Ministério Público investiga negócios da PT

Publicado em 21/07/2015 20:13 em Destaques

A Procuradoria-geral da República (PGR) reconheceu hoje que tem em curso investigações relacionadas com a PT mas indica que estão em segredo de justiça.

Num esclarecimento escrito hoje distribuído, a PGR garante que «no âmbito destas investigações e de outras que venham a revelar-se pertinentes, o Ministério Público não deixa de investigar todos os factos com relevância criminal que cheguem ao seu conhecimento».

Embora não ligue directamente as duas questões, o esclarecimento aborda também a operação «Lava Jato», uma investigação anti-corrupção em curso no Brasil e que envolverá José Dirceu, muito ligado a Lula da Silva, e que poderá afectar directamente o ex-presidente brasileiro.

A PGR indica que recebeu das autoridades brasileiras uma carta rogatória com um pedido de cooperação judiciária internacional, que se insere no âmbito da operação «Lava Jato».

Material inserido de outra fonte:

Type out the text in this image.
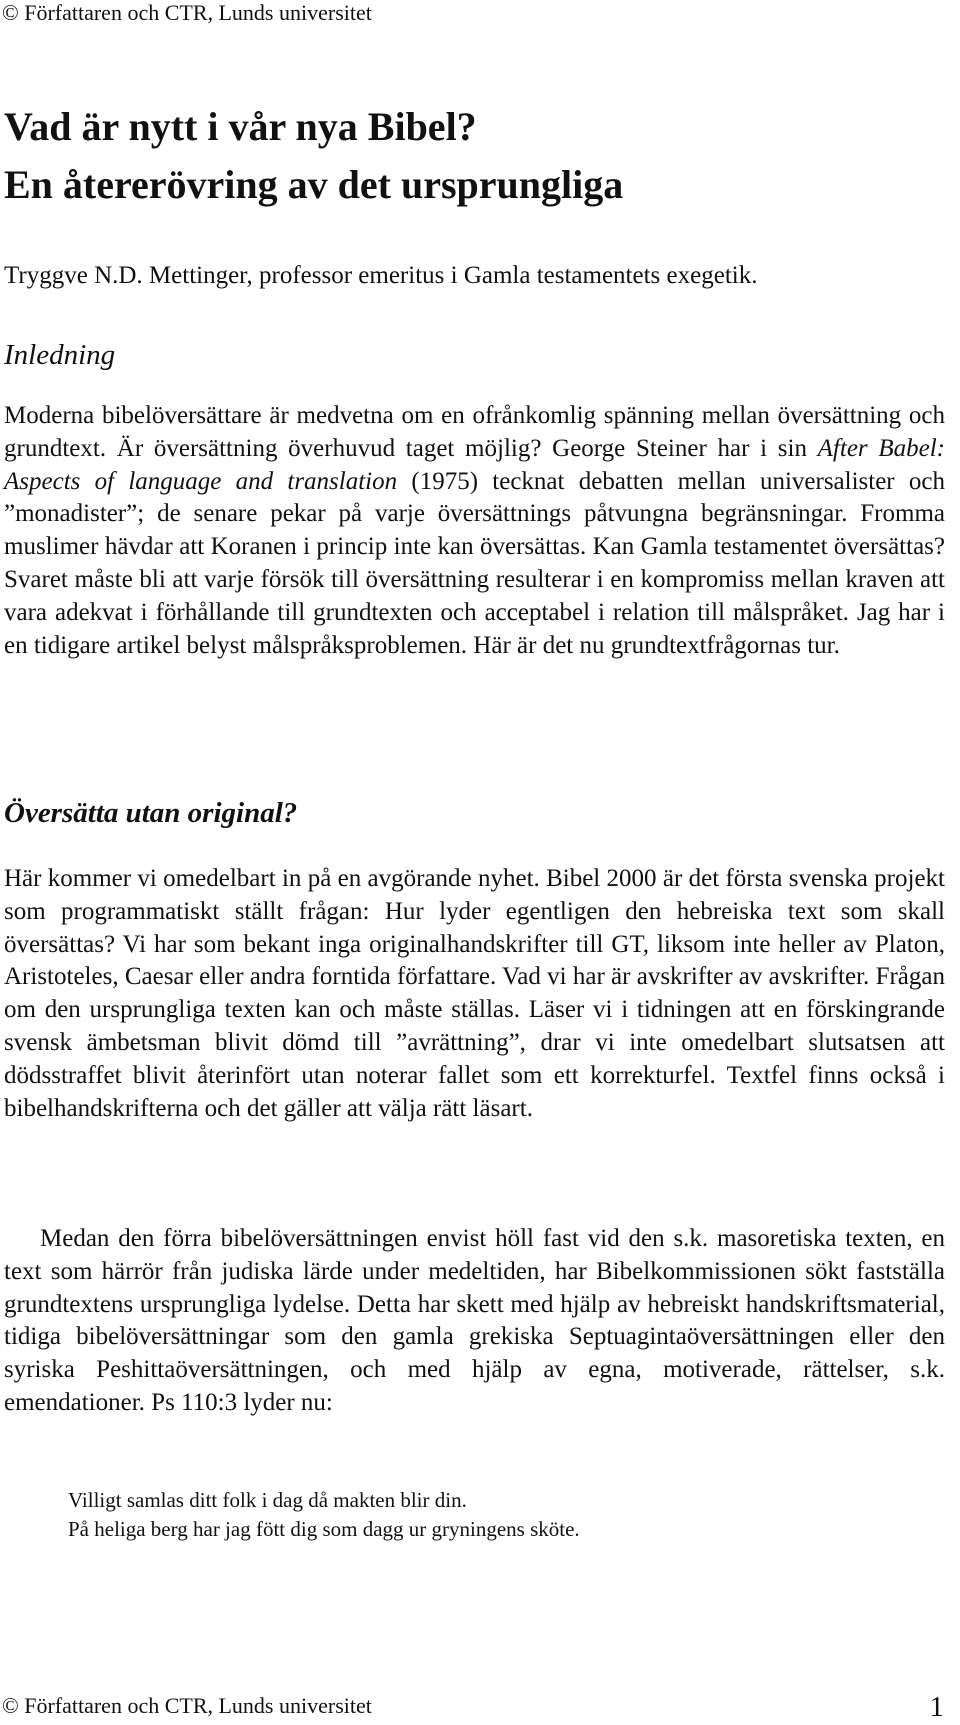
© Författaren och CTR, Lunds universitet
Vad är nytt i vår nya Bibel?
En återerövring av det ursprungliga
Tryggve N.D. Mettinger, professor emeritus i Gamla testamentets exegetik.
Inledning

Moderna bibelöversättare är medvetna om en ofrånkomlig spänning mellan översättning och grundtext. Är översättning överhuvud taget möjlig? George Steiner har i sin After Babel: Aspects of language and translation (1975) tecknat debatten mellan universalister och ”monadister”; de senare pekar på varje översättnings påtvungna begränsningar. Fromma muslimer hävdar att Koranen i princip inte kan översättas. Kan Gamla testamentet översättas? Svaret måste bli att varje försök till översättning resulterar i en kompromiss mellan kraven att vara adekvat i förhållande till grundtexten och acceptabel i relation till målspråket. Jag har i en tidigare artikel belyst målspråksproblemen. Här är det nu grundtextfrågornas tur.

Översätta utan original?

Här kommer vi omedelbart in på en avgörande nyhet. Bibel 2000 är det första svenska projekt som programmatiskt ställt frågan: Hur lyder egentligen den hebreiska text som skall översättas? Vi har som bekant inga originalhandskrifter till GT, liksom inte heller av Platon, Aristoteles, Caesar eller andra forntida författare. Vad vi har är avskrifter av avskrifter. Frågan om den ursprungliga texten kan och måste ställas. Läser vi i tidningen att en förskingrande svensk ämbetsman blivit dömd till ”avrättning”, drar vi inte omedelbart slutsatsen att dödsstraffet blivit återinfört utan noterar fallet som ett korrekturfel. Textfel finns också i bibelhandskrifterna och det gäller att välja rätt läsart.

Medan den förra bibelöversättningen envist höll fast vid den s.k. masoretiska texten, en text som härrör från judiska lärde under medeltiden, har Bibelkommissionen sökt fastställa grundtextens ursprungliga lydelse. Detta har skett med hjälp av hebreiskt handskriftsmaterial, tidiga bibelöversättningar som den gamla grekiska Septuagintaöversättningen eller den syriska Peshittaöversättningen, och med hjälp av egna, motiverade, rättelser, s.k. emendationer. Ps 110:3 lyder nu:

Villigt samlas ditt folk i dag då makten blir din.
På heliga berg har jag fött dig som dagg ur gryningens sköte.
© Författaren och CTR, Lunds universitet	1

Precisa que remeteu esse pedido para o Departamento Central de Investigação e Acção Penal (DCIAP) mas o objecto da carta rogatória e as diligências realizadas ou a realizar não podem ser divulgadas por estarem em segredo de justiça.

O jornal Público de hoje, num texto de Cristina Ferreira, avança que o Ministério Público investiga o negócio de 7,5 mil milhões de euros que envolveu a venda da participação da PT na sociedade que controlava a brasileira Vivo ao operador histórico Telefonica e posterior compra de capital do operador brasileiro Oi.

A venda da participação da PT na brasileira Vivo foi inicialmente vetada por iniciativa do governo liderado por José Sócrates, numa altura em que o Estado português detinha uma «Golden Share» (percentagem do capital com direitos especiais) na Portugal Telecom.

Acrescenta que na concretização daquele negócio interveio José Dirceu, também atingido pela investigação ao caso Mensalão.

O jornal português afirma que poderão estar na origem das averiguações «suspeitas de benefícios financeiros, no valor de várias dezenas de milhões de euros, concedidos a governantes, accionistas e quadros de topo das operadoras».

O jornal afirma que as informações que recolheu «apontam para movimentos de verbas ‘extra’ que podem ter rondado os 200 milhões de euros».